Hudi
PySpark
tableName = "table_name"
basePath = "oss://bucket/user/hive/warehouse"
hudi_options = {
'hoodie.table.name': tableName,
'hoodie.datasource.write.partitionpath.field': 'pt'
}
spark_df.write.format("hudi"). \
options(**hudi_options). \
mode("overwrite"). \
save(basePath)
Iceberg
TODO
Paimon
Catalog
Catalog is an abstraction to manage the table of contents and metadata
- filesystem metastore (default), which stores both metadata and table files in filesystems.
- hive metastore, which additionally stores metadata in Hive metastore. Users can directly access the tables from Hive.
- jdbc metastore, which additionally stores metadata in relational databases such as MySQL, Postgres, etc.
- rest metastore, which is designed to provide a lightweight way to access any catalog backend from a single client.
Bucket
- 每个 bucket 里面都包含一个单独的 LSM Tree 及其变更日志文件(包含 INSERT、UPDATE、DELETE)
- Bucket 是最小的读写存储单元,Bucket 的数量限制了最大的处理并行度
- 建议每个bucket中的数据大小约为 200MB-1GB
References:

Spark SQL
-- create external catalog
CREATE EXTERNAL CATALOG `paimon` PROPERTIES (
"type" = "paimon",
"paimon.catalog.type" = "filesystem",
"paimon.catalog.warehouse" = "oss://bucket-name/paimon/warehouse/",
"aliyun.oss.endpoint" = "oss-cn-wulanchabu-internal.aliyuncs.com",
"aliyun.access.key.id" = "your-access-key-id",
"aliyun.access.key.secret" = "your-access-key-secret"
);
-- set catalog
show catalogs;
set catalog paimon;
-- use database
show databases;
use default;
-- create table
CREATE TABLE table_name (
id INT,
name STRING
) WITH (
'bucket' = '1'
);
Python API
Install
- Install JRE:
sudo apt install openjdk-17-jre - Download Hadoop: https://flink.apache.org/downloads/#additional-components
- Download Paimon: paimon-bundle-1.3-*.jar
- Download Arrow jars: arrow-vector-.jar, arrow-memory-netty-.jar
- Install pypaimon:
pip install pypaimon - Export environment variables:
export PYPAIMON_HADOOP_CLASSPATH="/opt/jars/*"

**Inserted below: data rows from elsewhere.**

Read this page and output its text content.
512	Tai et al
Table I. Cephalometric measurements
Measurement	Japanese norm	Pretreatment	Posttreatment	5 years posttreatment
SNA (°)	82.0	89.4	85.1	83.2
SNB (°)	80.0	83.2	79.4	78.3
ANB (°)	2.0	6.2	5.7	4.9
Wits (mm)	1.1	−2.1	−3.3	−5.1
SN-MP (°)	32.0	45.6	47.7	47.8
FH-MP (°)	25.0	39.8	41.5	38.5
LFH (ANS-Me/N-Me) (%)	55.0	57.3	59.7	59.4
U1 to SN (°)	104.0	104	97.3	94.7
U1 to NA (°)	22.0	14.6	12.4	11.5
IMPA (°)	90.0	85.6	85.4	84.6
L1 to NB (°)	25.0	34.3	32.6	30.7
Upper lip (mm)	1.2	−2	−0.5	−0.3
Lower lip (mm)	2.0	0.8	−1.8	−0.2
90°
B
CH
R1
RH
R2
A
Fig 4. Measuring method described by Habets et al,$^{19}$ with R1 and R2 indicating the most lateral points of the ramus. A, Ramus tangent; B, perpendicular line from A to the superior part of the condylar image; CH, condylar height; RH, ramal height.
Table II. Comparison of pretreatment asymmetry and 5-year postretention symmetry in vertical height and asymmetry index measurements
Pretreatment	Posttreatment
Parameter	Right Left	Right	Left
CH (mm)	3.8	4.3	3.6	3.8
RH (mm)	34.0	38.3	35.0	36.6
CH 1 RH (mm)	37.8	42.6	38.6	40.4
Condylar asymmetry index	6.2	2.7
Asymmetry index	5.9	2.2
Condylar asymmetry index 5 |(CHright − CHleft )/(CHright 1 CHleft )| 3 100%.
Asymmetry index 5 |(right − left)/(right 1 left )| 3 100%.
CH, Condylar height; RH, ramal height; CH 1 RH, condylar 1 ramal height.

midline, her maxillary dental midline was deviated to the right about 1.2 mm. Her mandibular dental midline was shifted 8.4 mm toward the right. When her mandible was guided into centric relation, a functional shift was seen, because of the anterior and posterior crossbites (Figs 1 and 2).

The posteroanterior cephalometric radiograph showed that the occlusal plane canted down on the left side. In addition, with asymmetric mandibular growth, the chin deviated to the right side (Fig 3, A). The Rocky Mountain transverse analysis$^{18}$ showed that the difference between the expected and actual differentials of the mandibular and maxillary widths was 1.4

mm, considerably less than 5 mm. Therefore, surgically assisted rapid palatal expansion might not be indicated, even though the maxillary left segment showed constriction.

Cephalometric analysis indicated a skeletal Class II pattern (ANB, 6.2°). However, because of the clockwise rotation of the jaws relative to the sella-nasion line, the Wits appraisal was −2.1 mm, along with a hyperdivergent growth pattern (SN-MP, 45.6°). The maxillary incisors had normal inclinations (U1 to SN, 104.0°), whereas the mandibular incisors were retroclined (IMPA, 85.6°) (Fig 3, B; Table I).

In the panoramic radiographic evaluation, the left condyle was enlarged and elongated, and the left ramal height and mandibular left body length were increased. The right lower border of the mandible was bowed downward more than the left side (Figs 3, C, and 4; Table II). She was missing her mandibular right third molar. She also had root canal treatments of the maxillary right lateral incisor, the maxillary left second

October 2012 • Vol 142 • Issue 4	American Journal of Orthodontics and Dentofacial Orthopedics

export JDK_JAVA_OPTIONS="--add-opens=java.base/java.nio=org.apache.arrow.memory.core,ALL-UNNAMED"
Usage
import os
import pandas as pd
import pyarrow as pa
from pypaimon import Schema
from pypaimon.py4j import constants
from pypaimon.py4j import Catalog
os.environ[constants.PYPAIMON_HADOOP_CLASSPATH] = os.getenv('PYPAIMON_HADOOP_CLASSPATH')
os.environ['JDK_JAVA_OPTIONS'] = os.getenv('JDK_JAVA_OPTIONS')
# Note that keys and values are all string
catalog_options = {
'metastore': 'filesystem',
'warehouse': 'file:///mnt/nas/workspace/gac_yizhenchen/paimon/warehouse'
}
catalog = Catalog.create(catalog_options)
catalog.create_database(
name='database_name',
ignore_if_exists=True, # If you want to raise error if the database exists, set False
properties={'key': 'value'} # optional database properties
)
# Example DataFrame data
data = {
'dt': ['2024-01-01', '2024-01-01', '2024-01-02'],
'hh': ['12', '15', '20'],
'pk': [1, 2, 3],
'value': ['a', 'b', 'c'],
}
dataframe = pd.DataFrame(data)
# Get Paimon Schema
record_batch = pa.RecordBatch.from_pandas(dataframe)
schema = Schema(
pa_schema=record_batch.schema,
partition_keys=['dt', 'hh'],
primary_keys=['dt', 'hh', 'pk'],
options={'bucket': '2'},
comment='my test table'
)
catalog.create_table(
identifier='database_name.table_name',
schema=schema,
ignore_if_exists=True # If you want to raise error if the table exists, set False
)
table = catalog.get_table('database_name.table_name')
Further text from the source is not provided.